I’ve undertaken to write an essay on Dick Francis this summer, in preparation for which I am reading through all of his 40+ novels. His first, Dead Cert, was published in 1962, and he basically published one a year until his death in 2010 (the last few in partnership with his son Felix, who has now taken over the franchise). That’s a lot! I’ve been reading them off and on at least since the 1980s; I own about a dozen (which used to seem like quite a few, until I really took stock) and when things are busy at work I often pick a favorite to reread, as they are both brisk and smart enough to be a nice diversion without requiring a lot of attention.
It’s always interesting approaching as critical projects books or authors I have previously taken for granted or read “just” for pleasure. When I started teaching the Mystery & Detective Fiction course, I went through that with P. D. James, Ian Rankin, Sue Grafton, and Sara Paretsky (many of the other authors on the reading list are not ones I had read before, including Agatha Christie and Dashiell Hammett, so the effort there was always more academic). But what’s really different about this particular project is that I don’t typically read in bulk this way. Sure, when I find an author I like, I tend to follow up, but outside of genre fiction authors with 40 or more titles to their credit are rare, and I usually get restless after reading a few books in a genre series in a row. A good example would be Mary Balogh: when I discovered I could enjoy her books, I got a whole bunch from the library, but after racing through several, I just really wanted to read something different, and now I think of her as I had Francis, that is, as a safe option when I need some filler in my reading life. (A notable exception would be the Martin Beck novels: once I got hooked on them, I pretty much just kept reading. But there are only 10 of them anyway!)
What strikes me about binge reading is the different kind of attention it requires compared to the intense close reading I’ve done for most of my recent writing — any of my George Eliot essays, for instance, or for reviews including my most recent one of Kate Atkinson’s Life After Life — or, for that matter, the reading I do for my teaching. For all of these purposes, poring over details is the essence. It’s not that I’m not reading each of these novels carefully and trying to hang on to the key details that differentiate one from another. There are plenty of these, and they matter, often substantially. But the novels do have a lot in common, and inevitably they blur together or form, in my mind, one larger whole. Since the essay I’m working on is intended as a kind of overview (though with a particular angle on women and gender roles), that’s appropriate: I’m reading all of them at once because I want to be able to generalize about them, to discuss patterns, or themes and variations, connecting threads, tropes, motifs, whatever. The individual novel is less important than the collection of novels. The more I read, the more each one I pick up reads like part of that collection, if that makes sense: the deeper into the catalog I go, the more rapidly I subordinate the particular to the general. My major challenge is not so much interpreting as keeping track: this is the first time I’ve ever used a spreadsheet as a writing tool!

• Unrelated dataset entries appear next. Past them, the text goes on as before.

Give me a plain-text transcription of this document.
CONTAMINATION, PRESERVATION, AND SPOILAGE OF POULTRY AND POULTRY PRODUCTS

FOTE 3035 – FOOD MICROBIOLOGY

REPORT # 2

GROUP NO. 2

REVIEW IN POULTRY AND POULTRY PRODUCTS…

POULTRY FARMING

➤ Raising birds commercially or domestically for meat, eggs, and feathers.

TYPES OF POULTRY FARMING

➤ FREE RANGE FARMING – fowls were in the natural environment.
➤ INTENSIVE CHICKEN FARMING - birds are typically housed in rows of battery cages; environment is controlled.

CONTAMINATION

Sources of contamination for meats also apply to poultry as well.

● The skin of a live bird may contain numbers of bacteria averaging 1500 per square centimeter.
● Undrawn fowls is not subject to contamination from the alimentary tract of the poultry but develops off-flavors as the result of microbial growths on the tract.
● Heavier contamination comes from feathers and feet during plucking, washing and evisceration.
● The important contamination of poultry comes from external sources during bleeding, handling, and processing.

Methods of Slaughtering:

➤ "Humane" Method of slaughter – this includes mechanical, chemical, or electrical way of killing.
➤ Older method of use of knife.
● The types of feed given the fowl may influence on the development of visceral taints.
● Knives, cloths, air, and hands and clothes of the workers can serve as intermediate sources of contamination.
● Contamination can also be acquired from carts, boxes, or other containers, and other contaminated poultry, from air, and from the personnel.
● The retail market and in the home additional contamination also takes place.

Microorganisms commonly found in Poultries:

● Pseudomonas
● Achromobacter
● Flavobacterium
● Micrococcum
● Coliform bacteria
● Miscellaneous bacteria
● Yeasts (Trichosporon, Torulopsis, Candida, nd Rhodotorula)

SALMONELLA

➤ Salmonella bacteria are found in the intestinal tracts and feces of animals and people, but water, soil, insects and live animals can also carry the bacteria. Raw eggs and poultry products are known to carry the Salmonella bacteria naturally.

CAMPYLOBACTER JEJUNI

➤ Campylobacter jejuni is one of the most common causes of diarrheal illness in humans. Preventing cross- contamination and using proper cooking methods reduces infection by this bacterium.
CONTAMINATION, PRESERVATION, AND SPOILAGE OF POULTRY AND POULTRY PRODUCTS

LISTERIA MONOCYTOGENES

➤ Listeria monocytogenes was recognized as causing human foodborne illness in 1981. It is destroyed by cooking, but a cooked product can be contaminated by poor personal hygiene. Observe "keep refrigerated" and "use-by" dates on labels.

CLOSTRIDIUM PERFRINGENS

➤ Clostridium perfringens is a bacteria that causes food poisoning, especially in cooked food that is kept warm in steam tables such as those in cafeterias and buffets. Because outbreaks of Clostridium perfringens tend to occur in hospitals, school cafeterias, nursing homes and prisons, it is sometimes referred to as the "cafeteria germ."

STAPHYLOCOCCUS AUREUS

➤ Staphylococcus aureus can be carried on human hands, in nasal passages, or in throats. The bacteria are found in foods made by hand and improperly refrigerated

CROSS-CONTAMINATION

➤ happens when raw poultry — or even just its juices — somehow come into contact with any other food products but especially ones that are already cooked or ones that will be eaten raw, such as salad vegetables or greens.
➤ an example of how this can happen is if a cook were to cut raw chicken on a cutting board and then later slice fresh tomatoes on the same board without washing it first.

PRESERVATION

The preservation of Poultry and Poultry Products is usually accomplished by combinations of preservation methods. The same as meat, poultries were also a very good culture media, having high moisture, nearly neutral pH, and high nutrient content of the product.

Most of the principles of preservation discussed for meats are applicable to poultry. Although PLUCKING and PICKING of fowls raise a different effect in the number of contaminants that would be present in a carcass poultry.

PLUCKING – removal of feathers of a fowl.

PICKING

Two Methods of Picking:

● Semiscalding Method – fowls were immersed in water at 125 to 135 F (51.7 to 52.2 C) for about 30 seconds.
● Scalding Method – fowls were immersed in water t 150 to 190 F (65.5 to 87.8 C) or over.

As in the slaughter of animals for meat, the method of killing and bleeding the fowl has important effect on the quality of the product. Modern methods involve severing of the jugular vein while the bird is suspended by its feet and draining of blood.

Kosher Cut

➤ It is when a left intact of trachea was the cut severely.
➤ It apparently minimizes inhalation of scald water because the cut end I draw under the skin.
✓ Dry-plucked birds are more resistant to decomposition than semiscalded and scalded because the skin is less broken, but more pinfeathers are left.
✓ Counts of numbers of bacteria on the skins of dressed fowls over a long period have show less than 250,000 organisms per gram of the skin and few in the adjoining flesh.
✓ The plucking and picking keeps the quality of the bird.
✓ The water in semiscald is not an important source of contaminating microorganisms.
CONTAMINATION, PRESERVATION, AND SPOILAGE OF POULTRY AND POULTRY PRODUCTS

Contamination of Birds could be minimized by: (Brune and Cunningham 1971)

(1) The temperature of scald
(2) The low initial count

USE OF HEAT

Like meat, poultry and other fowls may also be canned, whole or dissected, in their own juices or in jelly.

And yet every novel is different. (I joked on Twitter that so far my lede is “The novels of Dick Francis are both alike and different” –ah, the bane of the undergraduate compare-and-contrast essay!) You could say that this oscillation between similarity and difference is the essence of genre fiction: its predictability is as much the appeal as the ability of a talented practitioner to surprise. I’m reminded of Josephine Tey’s sly, self-reflexive jab at formula fiction in The Daughter of Time:
Even in that, you knew what to expect on the next page. Did no one, any more, no one in all this wide world, change their record now and then? Was everyone nowadays thirled to a formula? Authors today wrote so much to a pattern that their public expected it. The public talked about “a new Silas Weekly” or “a new Lavinia Finch” exactly as they talked about “a new brick” or “a new hairbrush.” They never said “a new book by” whoever it might be. Their interest was not in the book but in its newness. They knew quite well what the book would be like.
I do notice that interchangeable widget quality as I read these books in relentless succession — and yet I always welcomed the appearance of “a new Dick Francis” precisely because I knew what it would be like but also knew that he was smart enough to mix it up, to really make it new.